Enraptured By Color coincides with the exhibition Asian American Abstraction: Historic to Contemporary at Hollis Taggart, which includes 3 paintings by Chinyee and is curated by Jeffery Wechsler, previously the Senior Curator of the Jane Voorhees Zimmerli Art Museum.
Please join us for the opening reception on Thursday September 5th, 2024. We will also be hosting an event with Jeffrey Weshler and Chinyee’s son, Andy Sung, who will be in conversation at the gallery on Saturday, September 7th to discuss the artist’s life and career. RSVP is required through [email protected]
To learn more, click here.
About the Gallery
Alisan Fine Arts, a stalwart of the Hong Kong art scene since its establishment in 1981, is excited to have opened our new gallery location in New York City’s Upper East Side on November 30th, 2023. Known for its dedication to Chinese diaspora artists and contemporary Chinese ink art, we continue our legacy of bridging East and West with this exciting expansion and bringing a piece of Hong Kong’s art history to a new audience while continuing to honor the artists that have shaped our legacy.

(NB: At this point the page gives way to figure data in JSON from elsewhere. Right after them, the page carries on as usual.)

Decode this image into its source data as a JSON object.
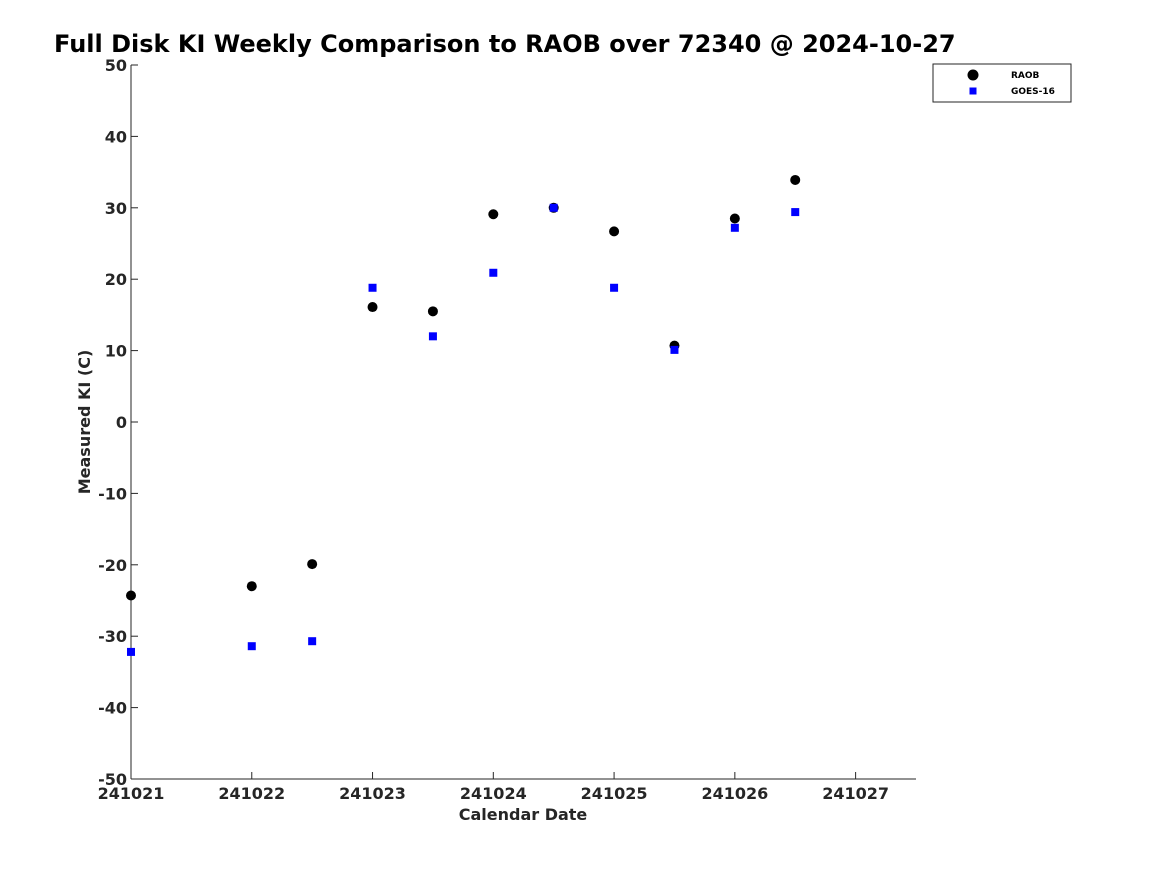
{
  "chart_data": {
    "type": "scatter",
    "title": "Full Disk KI Weekly Comparison to RAOB over 72340 @ 2024-10-27",
    "xlabel": "Calendar Date",
    "ylabel": "Measured KI (C)",
    "xlim": [
      241021,
      241027.5
    ],
    "ylim": [
      -50,
      50
    ],
    "xticks": [
      241021,
      241022,
      241023,
      241024,
      241025,
      241026,
      241027
    ],
    "xtick_labels": [
      "241021",
      "241022",
      "241023",
      "241024",
      "241025",
      "241026",
      "241027"
    ],
    "yticks": [
      50,
      40,
      30,
      20,
      10,
      0,
      -10,
      -20,
      -30,
      -40,
      -50
    ],
    "ytick_labels": [
      "50",
      "40",
      "30",
      "20",
      "10",
      "0",
      "-10",
      "-20",
      "-30",
      "-40",
      "-50"
    ],
    "grid": false,
    "legend_position": "top-right",
    "series": [
      {
        "name": "RAOB",
        "marker": "circle",
        "color": "#000000",
        "x": [
          241021,
          241022,
          241022.5,
          241023,
          241023.5,
          241024,
          241024.5,
          241025,
          241025.5,
          241026,
          241026.5
        ],
        "y": [
          -24.3,
          -23.0,
          -19.9,
          16.1,
          15.5,
          29.1,
          30.0,
          26.7,
          10.7,
          28.5,
          33.9
        ]
      },
      {
        "name": "GOES-16",
        "marker": "square",
        "color": "#0000ff",
        "x": [
          241021,
          241022,
          241022.5,
          241023,
          241023.5,
          241024,
          241024.5,
          241025,
          241025.5,
          241026,
          241026.5
        ],
        "y": [
          -32.2,
          -31.4,
          -30.7,
          18.8,
          12.0,
          20.9,
          30.0,
          18.8,
          10.1,
          27.2,
          29.4
        ]
      }
    ]
  }
}
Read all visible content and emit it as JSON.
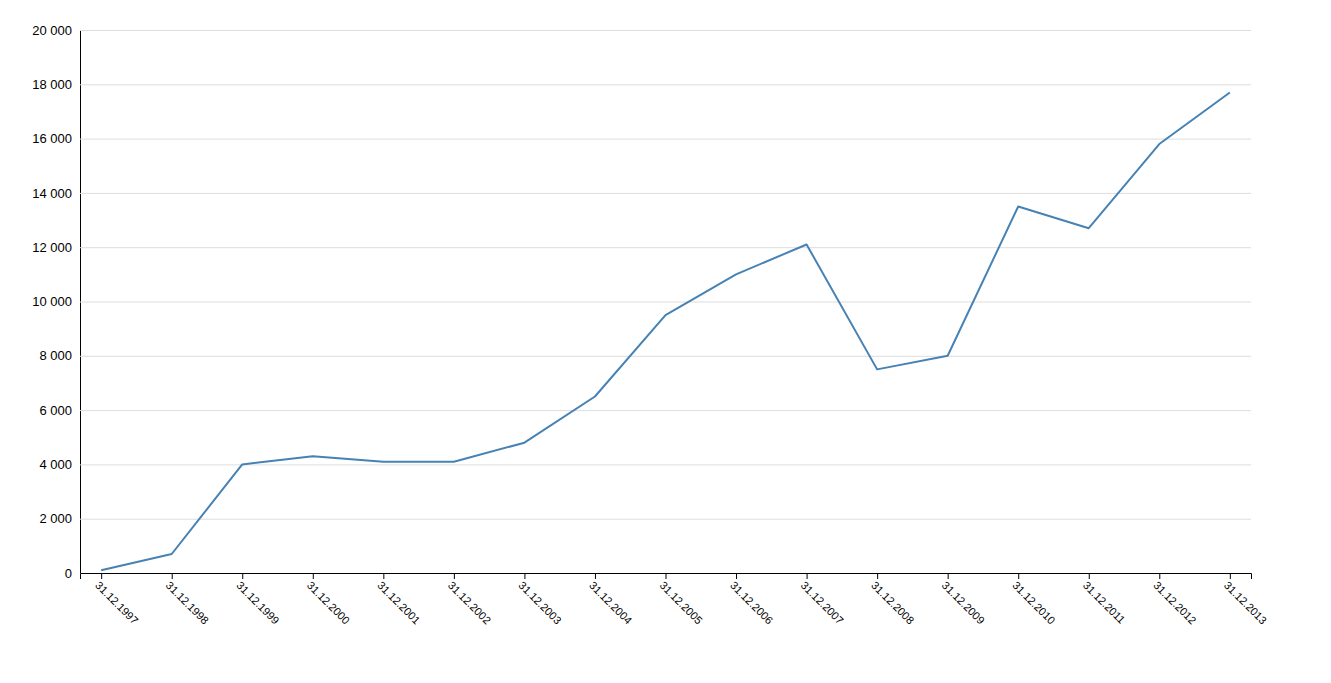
{
  "chart_data": {
    "type": "line",
    "categories": [
      "31.12.1997",
      "31.12.1998",
      "31.12.1999",
      "31.12.2000",
      "31.12.2001",
      "31.12.2002",
      "31.12.2003",
      "31.12.2004",
      "31.12.2005",
      "31.12.2006",
      "31.12.2007",
      "31.12.2008",
      "31.12.2009",
      "31.12.2010",
      "31.12.2011",
      "31.12.2012",
      "31.12.2013"
    ],
    "values": [
      100,
      700,
      4000,
      4300,
      4100,
      4100,
      4800,
      6500,
      9500,
      11000,
      12100,
      7500,
      8000,
      13500,
      12700,
      15800,
      17700
    ],
    "ylim": [
      0,
      20000
    ],
    "yticks": [
      0,
      {
        "value": 2000,
        "label": "2 000"
      },
      {
        "value": 4000,
        "label": "4 000"
      },
      {
        "value": 6000,
        "label": "6 000"
      },
      {
        "value": 8000,
        "label": "8 000"
      },
      {
        "value": 10000,
        "label": "10 000"
      },
      {
        "value": 12000,
        "label": "12 000"
      },
      {
        "value": 14000,
        "label": "14 000"
      },
      {
        "value": 16000,
        "label": "16 000"
      },
      {
        "value": 18000,
        "label": "18 000"
      },
      {
        "value": 20000,
        "label": "20 000"
      }
    ],
    "grid": true
  }
}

As we open our first location in the US, the gallery is committed to working with Chinese American and other Asian American and Pacific Islander (AAPI) artists, continuing our mission of promoting cross-cultural dialogue and fostering a global appreciation for diverse artistic expressions. The gallery’s New York venture provides a unique platform for showcasing the richness of Chinese diaspora artistry, with a special focus on artists who have made significant contributions to both their heritage culture and the American art scene.
The New York City location aims to bring these conversations to a broader audience and create a space where Asian art can further dialogue with international trends and movements. The gallery will be headed up by Daniel Chen, previously the director of Chambers Fine Art. “I am thrilled to be a part of this new chapter for Alisan Fine Arts,” says Chen. “This is a gallery that has been at the forefront of Asian art for over 40 years, and it’s exciting to be able to broaden its legacy here in the center of the contemporary art world.”
Co-founded in the 1980s by Alice King, Alisan Fine Arts is one of the first professionally run galleries in Hong Kong and has been a pioneer in the field of Chinese contemporary art and new ink art, in particular, focusing on promoting mainland Chinese artists as well as established Hong Kong and Chinese diaspora artists.
We currently manage three premises, one in the upper east side of New York City, one in Hong Kong’s central business district and one in Aberdeen, Hong Kong’s southside.